CITY COMPETENCES AND LEGISLATIVE FRAMEWORKS
The sharing economy creates new opportunities for the local economy, but at the same time it can be perceived as disruptive. Cities need to find a balance between regulation and openness to make the most of the potential of the sharing economy while ensuring that citizens needs and interest are the main focus. Within the sharing economy anyone can become a supplier or entrepreneur giving huge scope for creativity and innovation at the local level This could also lead to new opportunities to create jobs and growth in a European economy. Cities can to varying degrees, depending on their national context, regulate the sharing economy in order to establish the rights and responsibilities of all the stakeholders involved. One of the main potential issues is seen to be the evasion of regulations, licensing, and taxes, leading to an uneven economic playing field with the conventional economy, and increased risks for both producers and consumers. Consumer choice and an emphasis on local solutions can counteract the consolidation of power in favour of the bigger sharing platforms. Cities can make agreements with sharing economy actors to alleviate some of these concerns, for example working with Airbnb to promote responsible home sharing and simplify the payment of tourist tax. Another example is using urban planning as a tool to support shared mobility. Cities can also support smaller actors through providing funding and incubators. In this roundtable we want to understand to what extent cities have the right competences to intervene in the legislative framework of this new business model, what are they allowed to do and what they should not do, in order to stimulate sharing economy initiatives and at the same protect tax revenue, consumers and citizens.
The panel list:
NEW BUSINESS MODELS
Sharing resources and goods at a smaller scale has of course always existed, however digital developments have taken the sharing economy to a new dimension – accelerating it. A business model that works is central to building trust and the sharing economy can be the basis for models that meet citizens and society’s needs. City authorities can also take advantage of the opportunities of the sharing economy to support their economic, environmental and social strategies. The most common sharing business models are:
QUALITY JOBS AND SKILLS
The sharing economy brings opportunities as well as challenges: the opportunities include job creation, and support for micro-entrepreneurship, building community participation and advancing digital innovation. The sharing economy can be the basis for business models that meet citizens and society’s needs, giving more flexibility and scope for creativity than more traditional approaches. Through this discussion we want to better understand the opportunities and challenges of the sharing economy and explore how cities can work together with other stakeholders to create an environment where the sharing economy can have a positive impact also on local employment.
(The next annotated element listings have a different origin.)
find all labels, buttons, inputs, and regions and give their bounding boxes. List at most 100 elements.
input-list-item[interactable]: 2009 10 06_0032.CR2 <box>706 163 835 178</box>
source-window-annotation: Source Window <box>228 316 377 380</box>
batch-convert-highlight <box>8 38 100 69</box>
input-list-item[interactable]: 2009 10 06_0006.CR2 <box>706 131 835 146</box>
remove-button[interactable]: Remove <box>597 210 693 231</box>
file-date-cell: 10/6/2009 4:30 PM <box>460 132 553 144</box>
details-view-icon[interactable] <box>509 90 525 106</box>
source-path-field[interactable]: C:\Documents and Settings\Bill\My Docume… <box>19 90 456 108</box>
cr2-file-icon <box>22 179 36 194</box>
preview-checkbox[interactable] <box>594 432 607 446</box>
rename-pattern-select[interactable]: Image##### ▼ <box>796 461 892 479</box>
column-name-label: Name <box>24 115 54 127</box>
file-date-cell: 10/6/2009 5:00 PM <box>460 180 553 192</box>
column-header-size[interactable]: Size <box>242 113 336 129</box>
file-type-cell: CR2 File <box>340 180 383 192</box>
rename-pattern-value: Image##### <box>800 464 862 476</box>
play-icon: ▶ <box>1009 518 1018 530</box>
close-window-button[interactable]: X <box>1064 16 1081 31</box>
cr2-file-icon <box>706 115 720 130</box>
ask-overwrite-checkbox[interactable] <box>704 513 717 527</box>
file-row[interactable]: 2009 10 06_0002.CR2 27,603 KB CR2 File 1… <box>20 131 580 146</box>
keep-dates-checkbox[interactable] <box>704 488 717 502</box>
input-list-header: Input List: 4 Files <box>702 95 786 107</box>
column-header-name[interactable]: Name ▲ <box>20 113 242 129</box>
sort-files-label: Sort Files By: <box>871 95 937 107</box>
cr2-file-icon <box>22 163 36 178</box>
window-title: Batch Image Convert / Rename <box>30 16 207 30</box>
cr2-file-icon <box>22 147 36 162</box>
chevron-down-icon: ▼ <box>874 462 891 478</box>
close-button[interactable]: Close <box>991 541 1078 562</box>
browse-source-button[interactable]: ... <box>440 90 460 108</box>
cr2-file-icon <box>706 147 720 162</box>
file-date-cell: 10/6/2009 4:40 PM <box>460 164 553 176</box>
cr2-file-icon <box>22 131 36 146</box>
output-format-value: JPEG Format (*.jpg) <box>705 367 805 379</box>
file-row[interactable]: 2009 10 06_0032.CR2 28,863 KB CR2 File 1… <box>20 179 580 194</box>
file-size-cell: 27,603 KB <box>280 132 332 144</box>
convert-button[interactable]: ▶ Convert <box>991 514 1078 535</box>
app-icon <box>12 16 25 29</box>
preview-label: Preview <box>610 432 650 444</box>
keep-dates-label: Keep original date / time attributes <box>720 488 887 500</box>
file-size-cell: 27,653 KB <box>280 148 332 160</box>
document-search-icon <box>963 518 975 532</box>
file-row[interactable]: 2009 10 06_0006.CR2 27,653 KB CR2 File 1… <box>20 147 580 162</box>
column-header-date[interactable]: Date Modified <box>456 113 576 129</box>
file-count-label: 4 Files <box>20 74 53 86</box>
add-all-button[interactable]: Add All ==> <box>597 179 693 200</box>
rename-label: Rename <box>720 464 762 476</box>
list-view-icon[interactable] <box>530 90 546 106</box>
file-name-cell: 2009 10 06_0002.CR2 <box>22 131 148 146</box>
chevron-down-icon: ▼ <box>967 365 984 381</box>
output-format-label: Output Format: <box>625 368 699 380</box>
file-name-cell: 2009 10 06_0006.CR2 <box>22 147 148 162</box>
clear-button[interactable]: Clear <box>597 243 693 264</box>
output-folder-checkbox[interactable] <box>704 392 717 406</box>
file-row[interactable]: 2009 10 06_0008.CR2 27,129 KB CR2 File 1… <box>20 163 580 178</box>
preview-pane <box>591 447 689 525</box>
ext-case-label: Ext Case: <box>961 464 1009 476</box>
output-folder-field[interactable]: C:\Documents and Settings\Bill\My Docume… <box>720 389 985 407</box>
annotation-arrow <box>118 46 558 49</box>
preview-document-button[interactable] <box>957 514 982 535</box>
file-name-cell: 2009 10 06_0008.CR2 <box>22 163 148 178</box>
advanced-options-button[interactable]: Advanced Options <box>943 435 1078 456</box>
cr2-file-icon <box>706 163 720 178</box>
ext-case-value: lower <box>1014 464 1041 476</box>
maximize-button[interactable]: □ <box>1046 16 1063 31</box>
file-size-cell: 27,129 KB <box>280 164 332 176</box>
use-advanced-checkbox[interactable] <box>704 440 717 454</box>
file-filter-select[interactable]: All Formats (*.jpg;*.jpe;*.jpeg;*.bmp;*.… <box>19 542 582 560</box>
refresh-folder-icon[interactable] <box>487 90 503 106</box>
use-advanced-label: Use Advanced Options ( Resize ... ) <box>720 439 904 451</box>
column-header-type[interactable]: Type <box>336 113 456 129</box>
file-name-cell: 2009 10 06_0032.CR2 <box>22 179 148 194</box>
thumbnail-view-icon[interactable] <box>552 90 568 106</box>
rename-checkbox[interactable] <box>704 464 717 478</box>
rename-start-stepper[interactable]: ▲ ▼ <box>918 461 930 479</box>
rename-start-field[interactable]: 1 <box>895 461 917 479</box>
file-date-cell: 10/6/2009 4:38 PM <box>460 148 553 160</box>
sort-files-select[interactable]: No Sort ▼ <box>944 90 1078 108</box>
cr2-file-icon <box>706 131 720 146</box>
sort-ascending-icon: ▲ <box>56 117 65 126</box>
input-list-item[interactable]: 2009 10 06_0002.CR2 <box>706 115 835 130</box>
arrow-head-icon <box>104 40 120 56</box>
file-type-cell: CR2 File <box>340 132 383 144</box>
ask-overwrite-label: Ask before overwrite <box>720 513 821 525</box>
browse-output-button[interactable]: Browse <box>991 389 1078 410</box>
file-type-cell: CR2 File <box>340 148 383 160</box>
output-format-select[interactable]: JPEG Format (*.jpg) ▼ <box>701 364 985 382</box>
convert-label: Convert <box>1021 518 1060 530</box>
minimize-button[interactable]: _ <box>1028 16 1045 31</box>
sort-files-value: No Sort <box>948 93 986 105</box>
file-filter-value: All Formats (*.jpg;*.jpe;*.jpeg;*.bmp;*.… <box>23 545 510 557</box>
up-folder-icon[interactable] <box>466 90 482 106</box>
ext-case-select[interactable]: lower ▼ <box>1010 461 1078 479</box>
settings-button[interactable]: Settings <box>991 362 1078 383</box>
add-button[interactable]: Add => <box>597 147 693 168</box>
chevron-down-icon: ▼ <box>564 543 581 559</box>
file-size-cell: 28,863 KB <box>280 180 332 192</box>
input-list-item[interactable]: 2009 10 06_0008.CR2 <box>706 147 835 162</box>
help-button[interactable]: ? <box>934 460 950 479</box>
The impact of sharing economy business models on labour market regulations, taxation, social security, consumer protection as well as health and safety, will also be addressed. Cities need to create a framework that protects workers and consumers, ensuring taxes are paid, and that enables innovation, creating more flexible and efficient services closer to users needs, supporting the creation of new businesses. Sectors and activities that will be the backbone of the sharing economy must be seen in a positive way and offer quality jobs to those who contemplate making their career in these fields.
The panel list:
ALTERNATIVE APPROACHES TO WELFARE AND SERVICES
The traditional European health and social care systems are changing; a co-designed, community collaborative approach which makes effective use of advanced technologies can help face a number of its current and future challenges. Population ageing and the rise of chronic diseases together with fast-growing demand for more personalised services alongside the public sector's budget restrictions are part of the challenges of the European health and social care system. Activities and resources such as community collaboration and collective intelligence research, digitisation and co-design of innovative services are at the base of a new, open to all community-driven model. Local government can be lead in fostering a culture of innovation in the current health and social care system, testing new models and methods where services can be progressively re-designed in a more sustainable way reflecting the increasingly complex demand from users, through collection of data coming from all key stakeholders (users, carers, professionals...). These approaches should be inclusive in the identification of care needs, engaging and gathering all different communities and citizens eg via social media and use information and communication technologies (ICTs) in an effective way. ICTs are enabler of a more collaborative, cost-efficient and time-saving approach to care.